Ortaya karışık, akla, yüreğe ne düşerse buraçta...

Etiketler

4 Kasım 2011 Cuma

Asker uğurlaması...

Dün Samsun'dan dönerken Havaş asker doluydu...
Hepsi acemiliklerini yapmış dağıtıma gidecek 'çocuklar'dı...
Nasıl, bebek nasıl çocuk çocuklardı...
Annemle benim yüreğimiz parçalandı...
Annem onlar için bir şeyler yapmak istedi... Bulunduğumuz yer itibariyle bir şey yapmamız mümkün değildi.

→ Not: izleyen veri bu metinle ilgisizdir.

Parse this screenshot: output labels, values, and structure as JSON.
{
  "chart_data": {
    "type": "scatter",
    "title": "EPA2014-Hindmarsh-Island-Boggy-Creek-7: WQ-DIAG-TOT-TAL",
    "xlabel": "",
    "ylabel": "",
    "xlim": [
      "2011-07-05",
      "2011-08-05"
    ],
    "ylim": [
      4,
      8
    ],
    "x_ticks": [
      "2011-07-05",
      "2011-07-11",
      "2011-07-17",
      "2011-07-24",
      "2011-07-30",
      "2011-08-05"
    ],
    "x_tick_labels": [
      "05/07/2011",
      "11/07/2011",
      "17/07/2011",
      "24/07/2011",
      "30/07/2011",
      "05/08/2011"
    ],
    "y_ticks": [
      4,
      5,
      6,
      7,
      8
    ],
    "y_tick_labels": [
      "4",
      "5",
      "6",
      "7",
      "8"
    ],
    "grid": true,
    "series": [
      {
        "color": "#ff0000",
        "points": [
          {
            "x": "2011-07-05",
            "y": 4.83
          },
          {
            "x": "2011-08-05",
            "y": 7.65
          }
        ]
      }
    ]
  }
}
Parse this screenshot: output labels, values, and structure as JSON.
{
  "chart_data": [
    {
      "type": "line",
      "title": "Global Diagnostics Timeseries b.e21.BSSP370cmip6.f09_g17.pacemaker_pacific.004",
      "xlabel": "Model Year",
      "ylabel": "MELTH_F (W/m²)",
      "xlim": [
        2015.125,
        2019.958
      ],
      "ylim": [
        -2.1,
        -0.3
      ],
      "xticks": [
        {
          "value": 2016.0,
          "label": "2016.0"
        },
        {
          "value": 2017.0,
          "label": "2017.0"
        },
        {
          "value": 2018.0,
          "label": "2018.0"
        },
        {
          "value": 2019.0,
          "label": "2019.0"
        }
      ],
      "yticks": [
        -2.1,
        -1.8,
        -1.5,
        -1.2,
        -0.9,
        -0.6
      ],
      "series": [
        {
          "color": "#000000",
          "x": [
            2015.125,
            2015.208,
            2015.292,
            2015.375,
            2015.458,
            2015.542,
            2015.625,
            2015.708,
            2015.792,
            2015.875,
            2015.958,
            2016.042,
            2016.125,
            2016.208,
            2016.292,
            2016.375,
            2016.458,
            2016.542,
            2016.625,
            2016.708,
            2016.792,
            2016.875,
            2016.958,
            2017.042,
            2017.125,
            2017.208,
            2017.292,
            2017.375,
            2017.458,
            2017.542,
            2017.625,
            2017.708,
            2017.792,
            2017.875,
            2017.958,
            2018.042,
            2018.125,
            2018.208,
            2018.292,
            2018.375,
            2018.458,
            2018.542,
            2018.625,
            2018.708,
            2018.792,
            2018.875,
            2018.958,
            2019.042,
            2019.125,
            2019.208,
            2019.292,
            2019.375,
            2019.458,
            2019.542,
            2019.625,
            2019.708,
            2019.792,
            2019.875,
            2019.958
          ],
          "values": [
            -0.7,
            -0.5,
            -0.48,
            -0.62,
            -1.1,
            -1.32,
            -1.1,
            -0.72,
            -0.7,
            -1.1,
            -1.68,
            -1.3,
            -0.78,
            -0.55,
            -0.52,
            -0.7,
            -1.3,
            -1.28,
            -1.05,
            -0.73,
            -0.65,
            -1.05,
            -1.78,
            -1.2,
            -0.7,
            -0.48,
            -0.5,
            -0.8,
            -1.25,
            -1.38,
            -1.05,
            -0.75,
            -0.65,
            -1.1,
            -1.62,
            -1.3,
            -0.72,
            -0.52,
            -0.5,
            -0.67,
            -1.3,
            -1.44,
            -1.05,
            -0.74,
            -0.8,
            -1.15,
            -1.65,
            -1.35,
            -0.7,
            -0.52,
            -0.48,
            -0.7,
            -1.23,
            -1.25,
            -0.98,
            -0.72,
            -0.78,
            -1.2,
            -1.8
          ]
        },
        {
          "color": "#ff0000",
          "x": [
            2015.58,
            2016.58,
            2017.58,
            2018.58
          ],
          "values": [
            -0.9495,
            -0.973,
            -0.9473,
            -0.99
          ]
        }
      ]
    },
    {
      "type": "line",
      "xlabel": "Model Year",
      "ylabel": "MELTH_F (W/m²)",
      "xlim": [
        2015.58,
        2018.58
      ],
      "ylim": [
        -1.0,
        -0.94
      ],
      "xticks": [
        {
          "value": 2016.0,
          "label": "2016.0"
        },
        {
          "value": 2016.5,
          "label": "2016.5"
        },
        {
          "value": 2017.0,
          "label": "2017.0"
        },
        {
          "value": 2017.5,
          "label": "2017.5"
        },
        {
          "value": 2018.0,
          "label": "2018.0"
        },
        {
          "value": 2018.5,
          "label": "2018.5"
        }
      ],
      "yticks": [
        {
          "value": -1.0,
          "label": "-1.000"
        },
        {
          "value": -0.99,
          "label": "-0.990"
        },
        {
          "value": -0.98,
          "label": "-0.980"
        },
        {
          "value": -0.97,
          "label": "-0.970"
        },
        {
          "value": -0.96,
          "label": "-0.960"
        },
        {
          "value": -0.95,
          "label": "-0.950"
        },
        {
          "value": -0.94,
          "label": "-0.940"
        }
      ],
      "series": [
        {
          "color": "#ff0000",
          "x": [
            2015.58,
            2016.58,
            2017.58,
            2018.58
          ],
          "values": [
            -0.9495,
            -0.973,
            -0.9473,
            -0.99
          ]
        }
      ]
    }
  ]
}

Bu söylenmez ama annem hepsinin Havaş ücretini ödedi... Sizler benim-bizlerin çocuğusunuz diyerek...

Bir çoğu doğuya gidecekmiş... Komutanları hazırlıklı olun Kuzey Irak'a geçeceksiniz demişler...
Bakamadım çocukların yüzlerine...
Yakıştıramadım silahları-el bombalarını ellerine...
Daha hayatlarının baharında, umutları-hayalleri olan... 
Daha yaşamamış-görmemiş çocuklar...
Nasıl bebekler, nasıl yakışıklılar...
Hepsinin başı asker tıraşı...
Bir çoğu ilk defa uçağa binmenin heyecanında...
Daha ne ilk heyecanları var hayatta oysa ki...
Bu bebekler sınırda nöbet tutacaklar, soğuğu yaşayacaklar, kan görecekler, savaşacaklar...
Belki bir çoğu yarin gül kokusunu koklayamadan kan ve savaşı koklayacak...
Elbet vatan için can feda...
Elbet askerlik erkek evlatlarımız için kutsal, çocukluklarından beri bekledikleri bir şey...
Ancak bunca senedir dökülen kanlardan, yaşanan acılardan sonra gönlüm onları uğurlamak değil kaçırmak istedi...
Tüm yol boyunca onlar için dua ettim...
Kaç annenin kuzusu kaç yarin canı, hepimizin evlatları-kardeşleri olan asker çocuklarımızı tanrı korusun...
Artık askere uğurlarken dönerler mi acaba sorusu olmasın...
Savaş görmesinler, savaşmayalım...
Hayali bir savaş için eğitilip dönsünler... 
Kansız, şehitsiz, yarasız-beresiz askerlikler olsun...
Canlarımızı, gençlerimizi daha fazla toprağa vermeyelim... 
Tanımadığım çocukların ardından bilinmeze gitmeleri yüzünden göz yaşıyla arkalarından el sallamak dün bana çok koydu! 
Artık başımızdakilere de koyma zamanı gelmedi mi?